This Augment Code guide, written by Paula Hingel, proposes a six-stage model for understanding how AI agents are restructuring the software development lifecycle. Its central thesis: AI does not uniformly improve the SDLC — it raises throughput in some stages while increasing instability risk in others. This imbalance is not a technological inevitability but the symptom of uneven adoption carried out without redrawing review boundaries. The article draws on the DORA 2025 report, which establishes a positive correlation between AI adoption and delivery throughput/product performance, but a negative one with delivery stability: process maturity matters more than the tool.

The six stages are reread through this lens. (1) Requirements & Planning: the specification becomes the control mechanism that steers the agent; the human focuses on requirement quality and resolving ambiguity. (2) Design & Architecture: more decisions require explicit human review, to avoid "vibe architecting" — infrastructure or integration choices made in seconds, faster than governance can keep pace with. (3) Implementation: the developer shifts from writing code to orchestration, validation, and approval. (4) Testing & QA: the core risk is circular validation, where AI-generated tests confirm AI-generated code instead of verifying the actual requirement; a precise specification is the safeguard. (5) Deployment: throughput gains create stability risks, hence the need for strengthened rollback controls. (6) Maintenance & Operations: agents take on detection and remediation, while the human handles exceptions and hardening.

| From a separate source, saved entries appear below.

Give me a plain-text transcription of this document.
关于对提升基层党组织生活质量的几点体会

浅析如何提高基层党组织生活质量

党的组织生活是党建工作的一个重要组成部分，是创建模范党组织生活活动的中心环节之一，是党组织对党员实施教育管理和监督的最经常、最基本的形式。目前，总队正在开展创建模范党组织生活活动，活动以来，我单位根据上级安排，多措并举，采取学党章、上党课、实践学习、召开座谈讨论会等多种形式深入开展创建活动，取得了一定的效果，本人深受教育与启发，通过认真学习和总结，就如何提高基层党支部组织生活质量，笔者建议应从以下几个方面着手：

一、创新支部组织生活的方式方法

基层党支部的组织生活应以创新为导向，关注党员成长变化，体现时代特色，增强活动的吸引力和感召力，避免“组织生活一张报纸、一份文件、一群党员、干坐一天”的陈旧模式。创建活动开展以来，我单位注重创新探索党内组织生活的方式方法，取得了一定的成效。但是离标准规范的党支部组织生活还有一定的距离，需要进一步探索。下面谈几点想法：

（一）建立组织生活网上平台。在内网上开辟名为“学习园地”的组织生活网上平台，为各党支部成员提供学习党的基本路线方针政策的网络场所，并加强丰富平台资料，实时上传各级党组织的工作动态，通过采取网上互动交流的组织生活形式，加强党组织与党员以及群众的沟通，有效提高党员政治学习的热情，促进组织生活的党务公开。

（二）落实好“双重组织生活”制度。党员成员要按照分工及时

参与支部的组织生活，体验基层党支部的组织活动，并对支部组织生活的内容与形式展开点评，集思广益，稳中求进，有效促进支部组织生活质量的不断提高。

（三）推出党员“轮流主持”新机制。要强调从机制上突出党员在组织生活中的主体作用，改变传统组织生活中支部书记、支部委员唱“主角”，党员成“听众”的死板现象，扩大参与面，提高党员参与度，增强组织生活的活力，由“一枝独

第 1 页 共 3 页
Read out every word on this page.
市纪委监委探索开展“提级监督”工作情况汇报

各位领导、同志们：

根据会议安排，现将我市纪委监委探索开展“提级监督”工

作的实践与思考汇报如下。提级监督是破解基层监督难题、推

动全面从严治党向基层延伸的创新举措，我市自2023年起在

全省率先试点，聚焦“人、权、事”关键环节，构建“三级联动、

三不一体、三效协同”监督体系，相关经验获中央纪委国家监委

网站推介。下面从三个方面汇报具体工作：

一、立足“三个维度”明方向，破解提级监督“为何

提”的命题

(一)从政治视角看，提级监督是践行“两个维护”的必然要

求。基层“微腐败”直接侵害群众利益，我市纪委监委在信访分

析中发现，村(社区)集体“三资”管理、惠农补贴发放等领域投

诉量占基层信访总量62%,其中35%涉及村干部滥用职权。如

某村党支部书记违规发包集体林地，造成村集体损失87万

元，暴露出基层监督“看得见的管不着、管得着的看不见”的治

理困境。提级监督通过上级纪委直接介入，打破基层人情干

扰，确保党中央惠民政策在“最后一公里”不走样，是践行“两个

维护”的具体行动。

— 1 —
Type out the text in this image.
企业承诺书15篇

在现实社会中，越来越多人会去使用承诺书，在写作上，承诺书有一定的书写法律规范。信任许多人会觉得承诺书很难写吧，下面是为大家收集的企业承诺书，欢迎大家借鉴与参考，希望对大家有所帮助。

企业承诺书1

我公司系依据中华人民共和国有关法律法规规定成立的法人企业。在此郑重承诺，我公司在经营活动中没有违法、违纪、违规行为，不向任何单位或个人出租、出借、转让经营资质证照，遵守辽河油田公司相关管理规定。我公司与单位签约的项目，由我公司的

Three structural risks are named: erosion of the junior pipeline (automating foundational tasks faster than junior roles are redesigned shrinks the future pool of seniors), circular validation, and governance gaps at scale. Mirroring these, three roles emerge: Intent Engineering (translating ambiguous objectives into testable specs), Agentic DevOps/Infra (orchestrating agents), and AI Governance/Assurance.

The guide is backed by data: 70% of dev time spent understanding existing code, a CMU study (807 repositories) showing +30% static-analysis issues and +40% complexity, and Meta's DRS system (>10,000 changes landed during a code freeze). It closes with five operational recommendations: audit one stage before scaling, stress-test governance, make specification central, define explicit rollback policies, and redesign the junior role around review.